John Neville has succinctly captured the priggishness of Pastor Manders, his small-minded conscience and the breathless, fluttery indignation that he bestows on an immoral world. But, somewhere in this prig, there is also a man who once loved Mrs. Alving. Early in her marriage, she came to him for solace and he violated his heart by sending her back to her philandering husband. Is there no scar tissue? No leftover confusion, however fleeting? If Manders is not to appear an utter dolt, we've got to see his past, too.

The production does not much benefit, either, from a supporting cast that is largely mediocre. Jane Murray understands the basic duality of Regina, the maid, with her pretensions to high-born living and her essential vulgarity, but the portrait is not yet sharp. Edward Binns, the drunken carpenter who is her father--in name, at least--is a scurrilous old goat in the most obvious ways. And Kevin Spacey, as Mrs. Alving's tormented son Oswald, is not so haunted of look and manner as he is merely obstreperous.

To him and Ullmann fall one of modern drama's most compelling curtain scenes, when Oswald is suddenly struck blind from syphilis and Mrs. Alving must decide whether to extend the morphine capsules that will end his misery. It is Ullmann's wan bewilderment--her lips and her hands saying "yes," then saying "no," and finally saying "yes" and "no" at one and the same time--that makes the moment riveting.

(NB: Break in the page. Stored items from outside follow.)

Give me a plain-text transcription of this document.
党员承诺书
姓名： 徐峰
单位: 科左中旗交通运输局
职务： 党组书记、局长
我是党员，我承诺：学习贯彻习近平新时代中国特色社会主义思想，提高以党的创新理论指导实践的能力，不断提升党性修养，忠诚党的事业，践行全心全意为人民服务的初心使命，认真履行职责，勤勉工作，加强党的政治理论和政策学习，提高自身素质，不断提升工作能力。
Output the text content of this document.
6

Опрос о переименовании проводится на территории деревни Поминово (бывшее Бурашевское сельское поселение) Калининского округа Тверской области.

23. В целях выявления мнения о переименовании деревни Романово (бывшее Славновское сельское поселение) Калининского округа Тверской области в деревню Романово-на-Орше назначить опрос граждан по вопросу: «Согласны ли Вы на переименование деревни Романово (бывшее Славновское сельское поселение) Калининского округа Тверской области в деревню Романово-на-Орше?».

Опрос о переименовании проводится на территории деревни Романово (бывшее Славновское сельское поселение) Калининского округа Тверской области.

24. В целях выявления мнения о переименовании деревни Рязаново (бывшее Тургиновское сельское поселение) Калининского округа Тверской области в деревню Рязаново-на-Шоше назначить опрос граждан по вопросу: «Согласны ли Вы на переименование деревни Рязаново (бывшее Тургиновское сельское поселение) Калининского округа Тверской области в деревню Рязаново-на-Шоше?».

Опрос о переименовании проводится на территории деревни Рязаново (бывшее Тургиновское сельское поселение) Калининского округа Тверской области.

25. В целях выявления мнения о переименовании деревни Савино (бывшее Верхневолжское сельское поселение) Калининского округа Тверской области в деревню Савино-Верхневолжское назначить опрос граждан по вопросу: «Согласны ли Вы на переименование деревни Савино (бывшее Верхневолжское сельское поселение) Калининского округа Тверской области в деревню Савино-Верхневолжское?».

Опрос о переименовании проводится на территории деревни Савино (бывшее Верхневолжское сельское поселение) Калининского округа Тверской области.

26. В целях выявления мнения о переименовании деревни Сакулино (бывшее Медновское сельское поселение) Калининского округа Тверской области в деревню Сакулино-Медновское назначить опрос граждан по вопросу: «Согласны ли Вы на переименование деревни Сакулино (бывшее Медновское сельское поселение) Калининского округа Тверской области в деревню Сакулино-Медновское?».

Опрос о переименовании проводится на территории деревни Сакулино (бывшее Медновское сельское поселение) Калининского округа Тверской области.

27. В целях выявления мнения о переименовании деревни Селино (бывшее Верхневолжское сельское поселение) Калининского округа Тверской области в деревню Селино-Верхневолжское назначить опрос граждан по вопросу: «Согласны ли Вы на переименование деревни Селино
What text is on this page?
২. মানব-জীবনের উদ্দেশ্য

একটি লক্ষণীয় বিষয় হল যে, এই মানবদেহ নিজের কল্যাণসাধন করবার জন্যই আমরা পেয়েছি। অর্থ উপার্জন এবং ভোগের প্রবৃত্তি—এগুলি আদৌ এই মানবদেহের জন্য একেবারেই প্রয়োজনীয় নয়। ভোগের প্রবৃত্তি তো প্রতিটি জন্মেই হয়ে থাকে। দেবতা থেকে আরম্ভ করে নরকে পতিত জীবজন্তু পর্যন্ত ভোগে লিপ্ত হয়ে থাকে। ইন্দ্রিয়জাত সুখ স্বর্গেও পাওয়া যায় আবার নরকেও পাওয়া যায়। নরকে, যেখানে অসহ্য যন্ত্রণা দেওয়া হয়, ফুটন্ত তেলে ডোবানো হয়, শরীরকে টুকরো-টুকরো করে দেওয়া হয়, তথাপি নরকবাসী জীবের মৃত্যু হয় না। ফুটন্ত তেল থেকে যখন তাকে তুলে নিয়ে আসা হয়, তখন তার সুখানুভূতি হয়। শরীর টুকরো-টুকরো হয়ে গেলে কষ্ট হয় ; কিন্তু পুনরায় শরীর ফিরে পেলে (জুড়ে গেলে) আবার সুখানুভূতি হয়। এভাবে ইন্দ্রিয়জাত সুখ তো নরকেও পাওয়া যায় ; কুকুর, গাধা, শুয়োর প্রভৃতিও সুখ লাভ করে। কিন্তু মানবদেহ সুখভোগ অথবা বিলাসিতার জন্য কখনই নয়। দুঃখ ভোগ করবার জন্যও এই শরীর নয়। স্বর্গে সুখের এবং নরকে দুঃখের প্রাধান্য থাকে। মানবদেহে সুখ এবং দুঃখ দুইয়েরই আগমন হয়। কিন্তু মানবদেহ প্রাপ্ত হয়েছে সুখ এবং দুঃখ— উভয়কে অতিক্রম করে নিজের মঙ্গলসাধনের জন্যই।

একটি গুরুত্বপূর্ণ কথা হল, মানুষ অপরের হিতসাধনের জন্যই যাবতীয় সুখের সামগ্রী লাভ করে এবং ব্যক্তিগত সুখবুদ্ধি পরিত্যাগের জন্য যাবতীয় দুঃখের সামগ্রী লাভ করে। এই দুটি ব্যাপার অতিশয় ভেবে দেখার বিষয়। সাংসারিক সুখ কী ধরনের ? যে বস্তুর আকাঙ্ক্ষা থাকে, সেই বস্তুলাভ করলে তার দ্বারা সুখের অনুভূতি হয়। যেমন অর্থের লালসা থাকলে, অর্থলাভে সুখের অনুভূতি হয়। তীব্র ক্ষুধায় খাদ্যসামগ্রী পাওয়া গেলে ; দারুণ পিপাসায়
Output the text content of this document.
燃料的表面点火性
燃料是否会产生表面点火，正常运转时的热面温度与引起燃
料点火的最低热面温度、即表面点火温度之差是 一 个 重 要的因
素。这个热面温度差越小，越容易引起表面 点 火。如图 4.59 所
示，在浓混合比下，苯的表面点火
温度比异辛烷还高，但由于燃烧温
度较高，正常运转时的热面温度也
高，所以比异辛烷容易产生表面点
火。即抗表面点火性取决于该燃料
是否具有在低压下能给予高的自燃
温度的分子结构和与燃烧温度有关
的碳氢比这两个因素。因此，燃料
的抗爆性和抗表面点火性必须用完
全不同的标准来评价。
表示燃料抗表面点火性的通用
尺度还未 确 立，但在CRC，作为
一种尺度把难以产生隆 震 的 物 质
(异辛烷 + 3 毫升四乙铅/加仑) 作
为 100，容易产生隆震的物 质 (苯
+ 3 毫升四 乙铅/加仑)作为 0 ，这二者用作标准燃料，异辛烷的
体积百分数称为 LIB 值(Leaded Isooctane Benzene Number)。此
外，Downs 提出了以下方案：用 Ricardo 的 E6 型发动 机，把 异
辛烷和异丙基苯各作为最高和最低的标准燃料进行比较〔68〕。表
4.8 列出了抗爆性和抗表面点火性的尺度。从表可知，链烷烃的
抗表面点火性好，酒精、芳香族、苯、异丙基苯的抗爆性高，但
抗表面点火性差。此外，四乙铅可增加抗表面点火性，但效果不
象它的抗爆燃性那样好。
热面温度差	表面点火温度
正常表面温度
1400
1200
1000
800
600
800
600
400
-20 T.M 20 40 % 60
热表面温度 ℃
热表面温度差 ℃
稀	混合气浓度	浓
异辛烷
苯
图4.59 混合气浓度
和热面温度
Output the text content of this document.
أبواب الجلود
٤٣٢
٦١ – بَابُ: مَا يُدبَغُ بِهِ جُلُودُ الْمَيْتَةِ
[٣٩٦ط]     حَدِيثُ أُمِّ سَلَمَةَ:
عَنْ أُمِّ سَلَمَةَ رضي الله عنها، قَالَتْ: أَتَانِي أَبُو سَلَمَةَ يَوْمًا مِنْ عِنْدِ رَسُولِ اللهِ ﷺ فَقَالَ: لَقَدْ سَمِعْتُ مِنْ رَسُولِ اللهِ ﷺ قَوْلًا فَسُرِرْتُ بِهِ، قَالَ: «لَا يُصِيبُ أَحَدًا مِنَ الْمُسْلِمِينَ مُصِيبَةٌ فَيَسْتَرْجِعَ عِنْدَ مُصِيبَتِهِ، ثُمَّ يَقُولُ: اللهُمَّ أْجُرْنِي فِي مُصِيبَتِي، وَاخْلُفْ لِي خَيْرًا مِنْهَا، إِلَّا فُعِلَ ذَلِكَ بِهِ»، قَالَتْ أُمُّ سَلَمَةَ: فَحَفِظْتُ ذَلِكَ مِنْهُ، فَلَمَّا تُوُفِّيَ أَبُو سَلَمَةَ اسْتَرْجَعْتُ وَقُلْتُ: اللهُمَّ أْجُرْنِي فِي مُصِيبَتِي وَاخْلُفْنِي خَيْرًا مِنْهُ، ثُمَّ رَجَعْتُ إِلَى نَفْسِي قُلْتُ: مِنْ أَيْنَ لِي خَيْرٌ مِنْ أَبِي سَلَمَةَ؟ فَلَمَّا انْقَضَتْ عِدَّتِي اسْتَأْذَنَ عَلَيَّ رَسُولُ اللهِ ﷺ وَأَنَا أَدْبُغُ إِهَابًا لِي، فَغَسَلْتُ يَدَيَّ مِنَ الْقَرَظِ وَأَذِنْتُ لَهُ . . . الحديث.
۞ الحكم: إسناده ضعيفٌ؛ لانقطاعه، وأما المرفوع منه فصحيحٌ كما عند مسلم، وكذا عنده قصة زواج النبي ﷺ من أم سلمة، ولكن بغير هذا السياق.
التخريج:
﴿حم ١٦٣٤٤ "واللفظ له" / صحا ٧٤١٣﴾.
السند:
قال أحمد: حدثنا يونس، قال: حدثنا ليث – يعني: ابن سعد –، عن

In the difficult and quixotic business of putting on plays, what the Kennedy Center has gotten right more often than not this season is the leading lady. Irene Worth, as the mistress of the asylum, cut like a silver hacksaw through the dense madness of "The Physicists." Zoe Caldwell brought a barbarian's exoticism to "Medea." Even Jean Stapleton's unadorned decency was right for "The Late Christopher Bean," a play that otherwise amounted to less than a hill of beans.

And now Ullmann.

GHOSTS. By Henrik Ibsen. Adaptation by Arthur Kopit. Directed by John Madden; scenery, Kevin Rupnik; costumes, Theoni V. Aldredge; lighting, Martin Aronstein. With Liv Ullmann, John Neville, Edward Binns, Kevin Spacey, Jane Murray. At the Eisenhower Theater through Aug. 22.